David Agus, MD, the founding Director and CEO of the Ellison Institute says, “Jerry has been a friend and colleague whom I have admired and valued over many years. I am so excited for this opportunity to join forces with him to help change the face of medical research and change lives.”

A Shared Vision

Lee and Agus first met in 2007 at a meeting for an NCI grant on which Agus was working in nanotechnology. Agus stood out to Lee from their first meeting. “I remember that he had great answers and great vision for how he thought advanced technologies could play a role in helping him as a physician,” says Lee. Beyond their first meeting, Lee and Agus continued to build a relationship over the last ten years, sharing ideas for how to best further the research they so passionately pursue. Both are driven by a desire to make big changes in research which will have a meaningful and significant impact on patient lives. Both are also able to make connections, bringing together large-scale collaborations and identifying potential in new technologies as well as strategic keystone events needed to make those technologies truly functional. And, both see the value in tearing down the existing barriers in research to help patients more quickly and effectively.
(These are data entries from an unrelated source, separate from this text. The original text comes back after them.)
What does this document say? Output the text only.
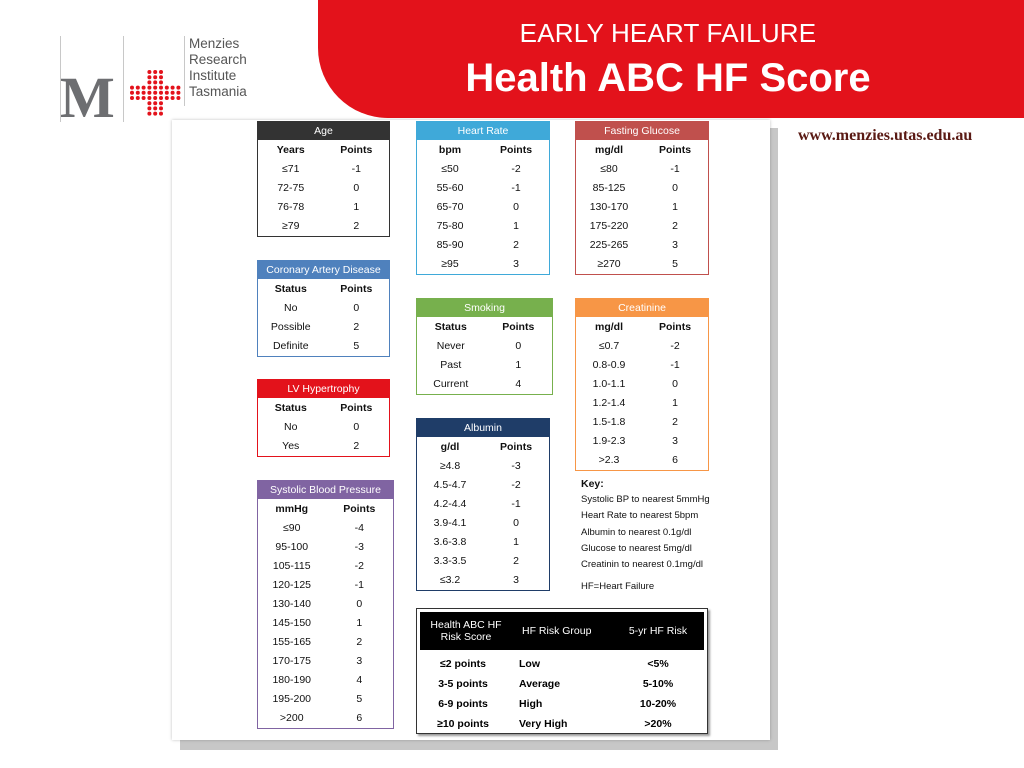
M
Menzies
Research
Institute
Tasmania
EARLY HEART FAILURE
Health ABC HF Score
www.menzies.utas.edu.au
Age
Years	Points
≤71	-1
72-75	0
76-78	1
≥79	2
Heart Rate
bpm	Points
≤50	-2
55-60	-1
65-70	0
75-80	1
85-90	2
≥95	3
Fasting Glucose
mg/dl	Points
≤80	-1
85-125	0
130-170	1
175-220	2
225-265	3
≥270	5
Coronary Artery Disease
Status	Points
No	0
Possible	2
Definite	5
Smoking
Status	Points
Never	0
Past	1
Current	4
Creatinine
mg/dl	Points
≤0.7	-2
0.8-0.9	-1
1.0-1.1	0
1.2-1.4	1
1.5-1.8	2
1.9-2.3	3
>2.3	6
LV Hypertrophy
Status	Points
No	0
Yes	2
Albumin
g/dl	Points
≥4.8	-3
4.5-4.7	-2
4.2-4.4	-1
3.9-4.1	0
3.6-3.8	1
3.3-3.5	2
≤3.2	3
Systolic Blood Pressure
mmHg	Points
≤90	-4
95-100	-3
105-115	-2
120-125	-1
130-140	0
145-150	1
155-165	2
170-175	3
180-190	4
195-200	5
>200	6
Key:
Systolic BP to nearest 5mmHg
Heart Rate to nearest 5bpm
Albumin to nearest 0.1g/dl
Glucose to nearest 5mg/dl
Creatinin to nearest 0.1mg/dl
HF=Heart Failure
Health ABC HF Risk Score	HF Risk Group	5-yr HF Risk
≤2 points	Low	<5%
3-5 points	Average	5-10%
6-9 points	High	10-20%
≥10 points	Very High	>20%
In short, they share a vision. 

The Ellison Institute, like Lee, has a history of looking at cancer research in an unorthodox way, focusing on the exponential power of convergent and interdisciplinary sciences. The Lawrence J. Ellison Institute for Transformative Medicine of USC is leading a charge to vertically integrate the interdisciplinary study and control of cancer, encompassing both research and clinical management. The Institute’s clinicians bring new technologies, treatments, and cures from the lab directly to the patients they see every day. Research discoveries inform care, and results in the clinic will be incorporated into the research pipeline. The Ellison Institute envisions this continuous feedback loop allowing real-time information is readily accessible for immediate use by physicians and researchers.  
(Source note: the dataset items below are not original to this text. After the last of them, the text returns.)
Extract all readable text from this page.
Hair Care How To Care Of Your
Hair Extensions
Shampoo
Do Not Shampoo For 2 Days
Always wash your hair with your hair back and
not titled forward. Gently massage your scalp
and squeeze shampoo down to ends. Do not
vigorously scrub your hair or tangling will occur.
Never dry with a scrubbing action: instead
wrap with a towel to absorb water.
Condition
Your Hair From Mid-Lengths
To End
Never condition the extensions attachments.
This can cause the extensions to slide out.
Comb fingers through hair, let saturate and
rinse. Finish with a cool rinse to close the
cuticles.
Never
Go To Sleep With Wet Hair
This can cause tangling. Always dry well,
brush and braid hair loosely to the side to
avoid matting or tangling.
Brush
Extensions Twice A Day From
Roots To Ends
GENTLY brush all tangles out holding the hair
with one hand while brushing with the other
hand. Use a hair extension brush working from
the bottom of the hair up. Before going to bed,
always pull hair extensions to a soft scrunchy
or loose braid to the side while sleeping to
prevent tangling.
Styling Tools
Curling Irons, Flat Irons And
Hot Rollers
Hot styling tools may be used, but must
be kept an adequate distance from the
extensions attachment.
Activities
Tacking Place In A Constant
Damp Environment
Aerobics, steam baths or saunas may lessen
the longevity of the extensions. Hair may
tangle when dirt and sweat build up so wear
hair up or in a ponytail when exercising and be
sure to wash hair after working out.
Convergent Power for Change

Lee was drawn across the country to the Ellison Institute by the vision and leadership of Agus, as well as something more. “Both the conceptual picture Dr. Agus has painted for the Institute, as well as, of course, Larry Ellison’s reputation and what he has accomplished captured my attention. The Ellison Institute really represents for me what needs to happen to truly transform both cancer and healthcare in the next five to ten years,” shares Lee.  
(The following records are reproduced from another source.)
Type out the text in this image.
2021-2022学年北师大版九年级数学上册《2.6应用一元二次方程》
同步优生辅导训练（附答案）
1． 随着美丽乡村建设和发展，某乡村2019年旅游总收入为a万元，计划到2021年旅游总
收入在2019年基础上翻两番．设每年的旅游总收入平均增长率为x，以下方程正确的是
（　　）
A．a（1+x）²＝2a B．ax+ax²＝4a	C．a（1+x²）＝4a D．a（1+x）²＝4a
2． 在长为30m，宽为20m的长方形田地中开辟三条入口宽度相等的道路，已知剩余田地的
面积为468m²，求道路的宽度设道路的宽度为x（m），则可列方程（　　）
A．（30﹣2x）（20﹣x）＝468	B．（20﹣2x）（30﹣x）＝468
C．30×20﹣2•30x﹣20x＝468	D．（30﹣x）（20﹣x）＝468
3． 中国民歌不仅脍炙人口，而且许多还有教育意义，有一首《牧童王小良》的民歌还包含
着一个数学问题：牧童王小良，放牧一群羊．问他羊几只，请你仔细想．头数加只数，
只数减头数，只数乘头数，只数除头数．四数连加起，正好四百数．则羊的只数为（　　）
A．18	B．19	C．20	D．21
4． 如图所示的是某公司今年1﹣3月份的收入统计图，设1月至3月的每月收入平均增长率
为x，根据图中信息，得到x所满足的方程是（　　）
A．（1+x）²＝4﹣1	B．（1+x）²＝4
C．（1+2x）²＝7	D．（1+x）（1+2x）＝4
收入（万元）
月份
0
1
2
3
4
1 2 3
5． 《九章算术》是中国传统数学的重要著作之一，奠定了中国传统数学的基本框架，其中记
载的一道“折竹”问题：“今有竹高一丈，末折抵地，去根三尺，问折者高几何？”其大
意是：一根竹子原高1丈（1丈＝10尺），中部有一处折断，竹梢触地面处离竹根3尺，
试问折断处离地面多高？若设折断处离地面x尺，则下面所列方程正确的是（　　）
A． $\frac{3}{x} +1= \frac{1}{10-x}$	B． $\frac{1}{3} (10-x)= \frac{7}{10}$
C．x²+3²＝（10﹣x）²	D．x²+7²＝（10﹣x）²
The power of the Lawrence J. Ellison Institute for Transformative Medicine of USC lies in how it integrates a wide array of disciplines, approaches, and creative minds to the fight against disease and illness. Agus says, “With the help of visionaries like Jerry, we are able to embrace and empower the disruptive thinking needed at times to make new discoveries, while building on the brilliant work that our scientific forefathers created in order to solve problems and enhance health for patients today as well as create new pathways toward long, disease-free lives for future generations.” 

Lee comes to the Los Angeles area with his superstar wife, Connie Lee, who received her Master of Public Health from Yale University and will be directing the Appointment Center of the Children’s Hospital Los Angeles, and their two sons, Dylan and Kai.